What started as this question http://chemistry.stackexchange.com/questions/67756/is-it-possible-to-use-the-school-supplied-algorithm-to-build-the-lewis-diagram-o continued with an email from the teacher, where they confirmed that the octet rule has to be followed and also mentioned that the oxidation number of iodine in iodate is 7, not 5 as I believe.

My thinking is based on the fact that oxygen is always 2, therefore iodine has 3*2-1=5. Two double bonds and one single bond with oxygen are present in iodate ion.

Iodine has oxidation number 7 in periodate ion as 4*2-1=7.

Where is my error?

EDIT:

More back and forth with the teacher, and they pointed me at an example of how they think $\ce{[ClO3]-}$ should look in a Lewis diagram:

According to the teacher, both chlorate they have in the course and iodate in the assignment would have to follow the exact same steps when building Lewis diagram.

I have an issue with this methodology, as two $O$ are somehow missing their 2nd bonds. This is absurd and does not jive with any of the textbooks I studied. How should I explain this to the teacher, who does not seem to understand basic arithmetic?

Answer 1

Plus 5 according to: https://en.wikipedia.org/wiki/Iodate

Teachers do sometimes make mistakes.

Answer 2

There’s a simple way to calculate how many bonds you need to form a Lewis structure, and how many lone pairs remain. It is four simple steps:

1. How many valence electrons do we have? (add up)

   For both chlorate and iodate the calculation is identical:

   $$\underset{\text{halogen}}{7} + \underset{\text{oxygens}}{3 \times 6} + \underset{\text{charge}}{1} = 26\tag{1}$$

2. How many valence electrons are required for full octets/hydrogen dublets?

   This equates to $2m + 8n$, where $m$ is the number of hydrogens and $n$ the number of other elements.

   $$4\times 8 = 32\tag{2}$$

3. How many electrons are missing? These will be shared, i.e. form covalent bonds. $(2) - (1)$

   $$32 - 26 = 6 = 3~\text{pairs}\tag{3}$$

4. How many electrons are remaining? These will form lone pairs. $(1) - (3)$

   $$26 - 6 = 20 = 10~\text{pairs}\tag{4}$$

Thankfully, knowing the general structure is ‘halogen in the centre, oxygen atoms around it’ and knowing that there are three oxygen atoms, this clearly shows us that all $\ce{X-O}$ bonds ($\ce{X} = \ce{Cl, I}$) are single bonds. The halogen would then need one more lone pair to be satisfied, the remaining nine lone pairs go to the three oxygen atoms (3 each).
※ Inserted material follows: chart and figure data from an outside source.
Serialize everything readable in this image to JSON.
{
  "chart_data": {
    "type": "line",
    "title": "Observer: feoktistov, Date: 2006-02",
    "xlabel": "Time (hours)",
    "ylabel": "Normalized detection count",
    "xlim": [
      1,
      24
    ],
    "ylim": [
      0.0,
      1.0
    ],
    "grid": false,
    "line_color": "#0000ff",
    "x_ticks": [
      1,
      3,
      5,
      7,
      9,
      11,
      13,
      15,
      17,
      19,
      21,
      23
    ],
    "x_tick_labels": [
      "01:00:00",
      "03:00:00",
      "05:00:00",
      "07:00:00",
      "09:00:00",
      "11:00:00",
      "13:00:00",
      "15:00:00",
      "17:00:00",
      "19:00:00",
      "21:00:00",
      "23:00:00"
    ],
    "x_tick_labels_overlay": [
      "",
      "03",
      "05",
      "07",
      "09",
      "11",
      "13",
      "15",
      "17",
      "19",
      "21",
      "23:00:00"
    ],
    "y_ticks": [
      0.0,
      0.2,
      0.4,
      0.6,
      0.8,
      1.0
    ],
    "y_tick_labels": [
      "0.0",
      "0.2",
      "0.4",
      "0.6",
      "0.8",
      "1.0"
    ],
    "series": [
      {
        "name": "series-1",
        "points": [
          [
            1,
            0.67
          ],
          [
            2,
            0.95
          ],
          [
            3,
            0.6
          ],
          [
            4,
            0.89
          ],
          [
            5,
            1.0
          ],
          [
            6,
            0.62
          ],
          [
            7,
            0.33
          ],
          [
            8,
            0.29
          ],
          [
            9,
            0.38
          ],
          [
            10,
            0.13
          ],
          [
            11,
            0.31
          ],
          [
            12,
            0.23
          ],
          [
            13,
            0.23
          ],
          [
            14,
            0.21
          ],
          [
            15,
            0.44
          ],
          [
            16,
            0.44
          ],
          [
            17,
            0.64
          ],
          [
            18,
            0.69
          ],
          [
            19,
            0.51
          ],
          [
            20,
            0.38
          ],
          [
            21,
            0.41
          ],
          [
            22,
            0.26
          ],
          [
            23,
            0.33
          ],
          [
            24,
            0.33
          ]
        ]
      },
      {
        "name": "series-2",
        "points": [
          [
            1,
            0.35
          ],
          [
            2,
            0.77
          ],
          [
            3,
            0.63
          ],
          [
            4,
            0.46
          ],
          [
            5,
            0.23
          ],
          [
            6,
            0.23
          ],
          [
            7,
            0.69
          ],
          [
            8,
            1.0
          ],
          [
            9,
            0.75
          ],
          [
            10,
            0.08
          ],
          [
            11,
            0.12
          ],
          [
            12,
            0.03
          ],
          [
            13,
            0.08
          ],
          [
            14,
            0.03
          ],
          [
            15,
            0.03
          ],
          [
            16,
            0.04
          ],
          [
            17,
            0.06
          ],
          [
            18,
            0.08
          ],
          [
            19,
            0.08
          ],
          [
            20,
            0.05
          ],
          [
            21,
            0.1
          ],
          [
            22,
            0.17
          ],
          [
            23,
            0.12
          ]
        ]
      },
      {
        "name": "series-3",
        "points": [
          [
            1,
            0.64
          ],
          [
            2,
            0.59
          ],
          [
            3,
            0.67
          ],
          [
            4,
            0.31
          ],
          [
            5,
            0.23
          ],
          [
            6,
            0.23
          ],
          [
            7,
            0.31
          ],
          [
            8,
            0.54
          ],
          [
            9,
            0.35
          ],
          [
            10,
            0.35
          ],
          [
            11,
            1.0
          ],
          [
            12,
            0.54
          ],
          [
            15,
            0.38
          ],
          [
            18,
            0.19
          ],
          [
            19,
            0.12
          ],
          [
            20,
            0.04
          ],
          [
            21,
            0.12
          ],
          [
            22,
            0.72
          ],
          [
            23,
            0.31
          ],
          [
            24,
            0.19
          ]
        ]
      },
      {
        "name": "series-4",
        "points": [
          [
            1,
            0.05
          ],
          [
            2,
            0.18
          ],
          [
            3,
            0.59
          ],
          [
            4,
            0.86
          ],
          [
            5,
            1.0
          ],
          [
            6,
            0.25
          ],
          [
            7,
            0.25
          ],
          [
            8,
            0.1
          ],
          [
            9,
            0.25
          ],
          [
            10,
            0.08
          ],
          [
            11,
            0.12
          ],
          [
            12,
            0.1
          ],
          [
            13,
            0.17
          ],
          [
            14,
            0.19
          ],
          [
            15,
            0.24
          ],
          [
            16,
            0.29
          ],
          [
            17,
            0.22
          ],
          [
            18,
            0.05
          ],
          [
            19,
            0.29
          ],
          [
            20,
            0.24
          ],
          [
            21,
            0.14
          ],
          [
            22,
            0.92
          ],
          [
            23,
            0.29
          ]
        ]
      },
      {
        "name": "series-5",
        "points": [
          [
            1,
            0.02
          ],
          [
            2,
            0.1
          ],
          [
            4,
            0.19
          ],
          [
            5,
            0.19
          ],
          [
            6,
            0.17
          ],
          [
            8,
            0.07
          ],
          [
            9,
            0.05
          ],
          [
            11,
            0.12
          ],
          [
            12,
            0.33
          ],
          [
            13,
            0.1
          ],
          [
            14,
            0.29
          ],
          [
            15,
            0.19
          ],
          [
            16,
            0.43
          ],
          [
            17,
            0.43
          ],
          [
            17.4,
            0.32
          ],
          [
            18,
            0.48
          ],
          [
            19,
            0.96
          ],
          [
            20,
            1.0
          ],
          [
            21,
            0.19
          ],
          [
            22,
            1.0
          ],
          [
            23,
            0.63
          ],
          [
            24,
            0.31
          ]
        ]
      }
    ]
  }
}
This leads us to the following, final Lewis structure:

(Unfortunately, the $2+$ on iodine and its remaining lone pair intersect in the image.)

Note that this diagram is that your teacher used, too, except for explicitly noting the formal charges of both iodine and oxygen. If you want to simplify, you can draw square brackets around the molecule, write the total charge next to the closing square bracket and ignore the distribution of formal charges — that is valid (and what your teacher did). I am sorry to say that they are correct in that regard — and since they admitted their error concerning the oxidation state of iodine in iodate, they are fully back on track.